John Calipari's success is, in and of itself, easy to describe. Calipari has ushered fifteen players into the draft in just three summers, with a couple more on the way this week. He's had five players drafted in the top five overall, including two No. 1 picks. His classes have arrived at UK ranked No. 1 in four out of the past five seasons (the only exception being 2012, when UK ranked No. 2), with the latest already being hailed as the best recruiting class ever. And, of course, there was the 2011-12 national title, when an immensely talented and unusually cohesive group made the sport its five-month plaything.
Describing why Calipari has been so successful is much more difficult. Last week, my colleague Myron Medcalf and I spent most the better part of a morning attempting to do just that. I'm biased, but I think we did an OK job -- from the self-sustaining cycle of draft results that practically recruits players without any need for human salesmanship, to Calipari's rejection of the old-school attitude that college basketball exists solely to make men out of boys. To Calipari, college basketball exists to pull families out of generational poverty. There is no song-and-dance about the value of a four-year degree. That's the level Kentucky's playing on, and it works. Obviously so.
But even having noted these things, we may still have undersold the point. Today, ESPN.com's Dana O'Neil follows up with her feature story on the new rules of recruiting, which must account for players' -- and their families' -- NBA dreams in a way coaches never quite had to before. The entire story is excellent (obviously), and you should absolutely read all of it. But possibly the most interesting point is slammed home rather early, and Arizona coach Sean Miller has the hammer in hand. To wit:
"In general terms, you have to be careful at times when you're talking about getting a degree," Arizona's Sean Miller said. "It could be taken as an insult
I'm not good enough or my player or my son isn't good enough to leave early. Is that every situation? Of course not. But you have to be careful."

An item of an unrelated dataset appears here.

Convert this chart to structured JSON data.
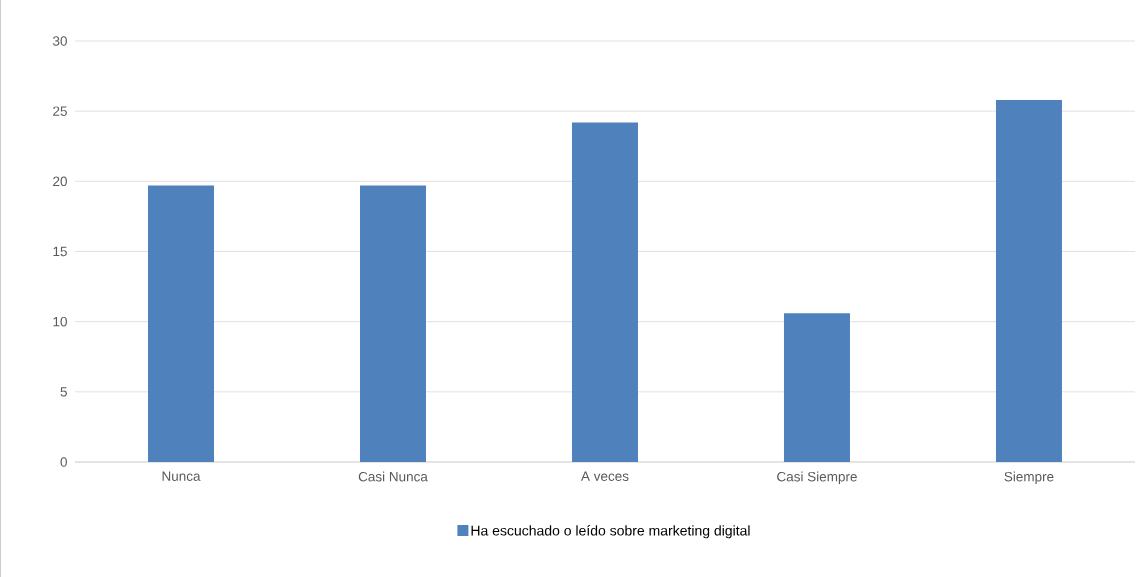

Did Sean Miller just blow your mind? Because he blew mine. Of course the NBA looms large over any recruiting interaction between high-profile college coaches and high-profile high school stars. To some extent that has always been the case. As Dana notes, that attitude has only accelerated in Calipari's wake. But we've actually gotten to the point now where a college coach has to be careful not to promise a recruit's family a college degree because it might be perceived as a diss. "You want my son to stay in college long enough to get a degree? How dare you!"

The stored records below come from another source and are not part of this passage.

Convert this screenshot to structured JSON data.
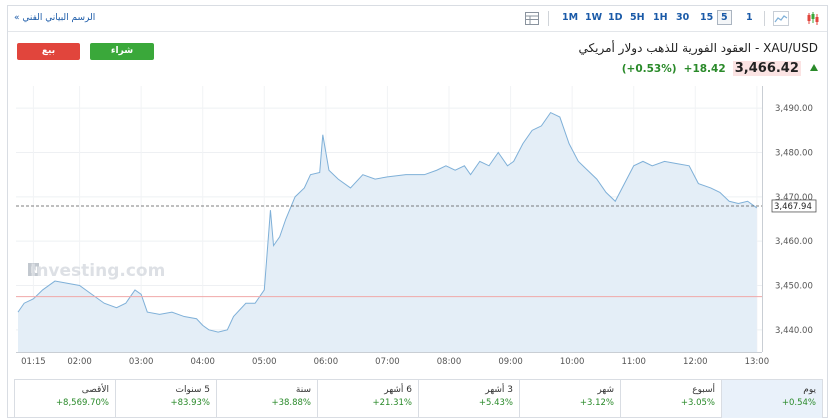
{
  "toolbar": {
    "tech_chart_link": "الرسم البياني الفني »",
    "timeframes": [
      "1M",
      "1W",
      "1D",
      "5H",
      "1H",
      "30",
      "15",
      "5",
      "1"
    ],
    "active_timeframe": "5"
  },
  "header": {
    "sell_label": "بيع",
    "buy_label": "شراء",
    "instrument_title": "XAU/USD - العقود الفورية للذهب دولار أمريكي",
    "price": "3,466.42",
    "change": "+18.42",
    "change_pct": "(+0.53%)"
  },
  "chart_data": {
    "type": "area",
    "watermark": "Investing.com",
    "current_value_label": "3,467.94",
    "current_value": 3467.94,
    "baseline_value": 3447.5,
    "ylim": [
      3435,
      3495
    ],
    "y_ticks": [
      3440,
      3450,
      3460,
      3470,
      3480,
      3490
    ],
    "y_tick_labels": [
      "3,440.00",
      "3,450.00",
      "3,460.00",
      "3,470.00",
      "3,480.00",
      "3,490.00"
    ],
    "x_range": [
      1.0,
      13.0833
    ],
    "x_ticks": [
      1.25,
      2,
      3,
      4,
      5,
      6,
      7,
      8,
      9,
      10,
      11,
      12,
      13
    ],
    "x_tick_labels": [
      "01:15",
      "02:00",
      "03:00",
      "04:00",
      "05:00",
      "06:00",
      "07:00",
      "08:00",
      "09:00",
      "10:00",
      "11:00",
      "12:00",
      "13:00"
    ],
    "series": [
      {
        "points": [
          [
            1.0,
            3444
          ],
          [
            1.1,
            3446
          ],
          [
            1.25,
            3447
          ],
          [
            1.4,
            3449
          ],
          [
            1.6,
            3451
          ],
          [
            1.8,
            3450.5
          ],
          [
            2.0,
            3450
          ],
          [
            2.2,
            3448
          ],
          [
            2.4,
            3446
          ],
          [
            2.6,
            3445
          ],
          [
            2.75,
            3446
          ],
          [
            2.9,
            3449
          ],
          [
            3.0,
            3448
          ],
          [
            3.1,
            3444
          ],
          [
            3.3,
            3443.5
          ],
          [
            3.5,
            3444
          ],
          [
            3.7,
            3443
          ],
          [
            3.9,
            3442.5
          ],
          [
            4.0,
            3441
          ],
          [
            4.1,
            3440
          ],
          [
            4.25,
            3439.5
          ],
          [
            4.4,
            3440
          ],
          [
            4.5,
            3443
          ],
          [
            4.7,
            3446
          ],
          [
            4.85,
            3446
          ],
          [
            5.0,
            3449
          ],
          [
            5.05,
            3458
          ],
          [
            5.1,
            3467
          ],
          [
            5.15,
            3459
          ],
          [
            5.25,
            3461
          ],
          [
            5.35,
            3465
          ],
          [
            5.5,
            3470
          ],
          [
            5.65,
            3472
          ],
          [
            5.75,
            3475
          ],
          [
            5.9,
            3475.5
          ],
          [
            5.95,
            3484
          ],
          [
            6.05,
            3476
          ],
          [
            6.2,
            3474
          ],
          [
            6.4,
            3472
          ],
          [
            6.6,
            3475
          ],
          [
            6.8,
            3474
          ],
          [
            7.0,
            3474.5
          ],
          [
            7.3,
            3475
          ],
          [
            7.6,
            3475
          ],
          [
            7.8,
            3476
          ],
          [
            7.95,
            3477
          ],
          [
            8.1,
            3476
          ],
          [
            8.25,
            3477
          ],
          [
            8.35,
            3475
          ],
          [
            8.5,
            3478
          ],
          [
            8.65,
            3477
          ],
          [
            8.8,
            3480
          ],
          [
            8.95,
            3477
          ],
          [
            9.05,
            3478
          ],
          [
            9.2,
            3482
          ],
          [
            9.35,
            3485
          ],
          [
            9.5,
            3486
          ],
          [
            9.65,
            3489
          ],
          [
            9.8,
            3488
          ],
          [
            9.95,
            3482
          ],
          [
            10.1,
            3478
          ],
          [
            10.25,
            3476
          ],
          [
            10.4,
            3474
          ],
          [
            10.55,
            3471
          ],
          [
            10.7,
            3469
          ],
          [
            10.85,
            3473
          ],
          [
            11.0,
            3477
          ],
          [
            11.15,
            3478
          ],
          [
            11.3,
            3477
          ],
          [
            11.5,
            3478
          ],
          [
            11.7,
            3477.5
          ],
          [
            11.9,
            3477
          ],
          [
            12.05,
            3473
          ],
          [
            12.25,
            3472
          ],
          [
            12.4,
            3471
          ],
          [
            12.55,
            3469
          ],
          [
            12.7,
            3468.5
          ],
          [
            12.85,
            3469
          ],
          [
            13.0,
            3467.5
          ]
        ]
      }
    ],
    "grid": true
  },
  "performance": [
    {
      "label": "الأقصى",
      "value": "+8,569.70%"
    },
    {
      "label": "5 سنوات",
      "value": "+83.93%"
    },
    {
      "label": "سنة",
      "value": "+38.88%"
    },
    {
      "label": "6 أشهر",
      "value": "+21.31%"
    },
    {
      "label": "3 أشهر",
      "value": "+5.43%"
    },
    {
      "label": "شهر",
      "value": "+3.12%"
    },
    {
      "label": "أسبوع",
      "value": "+3.05%"
    },
    {
      "label": "يوم",
      "value": "+0.54%"
    }
  ],
  "colors": {
    "line": "#7fb0d8",
    "fill": "#e4eef7",
    "sell": "#e1453c",
    "buy": "#3aa83a",
    "positive": "#2a8a2a",
    "baseline": "#f0a8a8"
  }
}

This is an indictment of many things, most of which Dana notes. There is the very millennial desire to have everything now now now (of which we are all at least somewhat guilty). There's the insular and often narcissistic social media climate, in which everyone is the star of their own story. There's the overheated grassroots hoops culture, in which everyone is a star, which dovetails nicely with the everyone-gets-a-ribbon ethos Baby Boomers and Gen X'ers are always affixing en masse to my purportedly "coddled" generation. There's the one and done rule, which makes sense for the NBA and no one else. And there's the shortsighted desire to get paper now and a degree later, which is impossible to deride when it is a family's best chance of breaking through a decades-old cycle of poverty. (Or, for that matter, middle-class-ness -- $10 million is $10 million to anyone who doesn't have considerably more than $10 million.)
But it is also, to some small degree, an indictment of the NCAA. While justifying its own tax-exempt existence as one of academic necessity, and touting how many student-athletes go pro in something other than sports, the NCAA generates its revenue because elite prospects like the ones Miller talks to are immensely entertaining to watch play single-elimination games in March. We worry about if schools are living up to their academic obligations to players, but what happens when the players, and their families, aren't remotely interested in academics either? When coaches have to lightly tread around the notion that a degree is one of the benefits of playing college basketball, hasn't the artifice crumbled entirely?
Thirty years ago, a degree was an ironclad part of that promise. Now, depending on the player and his family, a degree is a touchy subject. At worst, apparently, it's an insult -- a derogative notion that must be massaged, if not avoided altogether.
The cognitive dissonance here overwhelming. It's 2013, and if it wasn't official before, it is now: College basketball has officially entered its bizarro period. This can't possibly be sustained.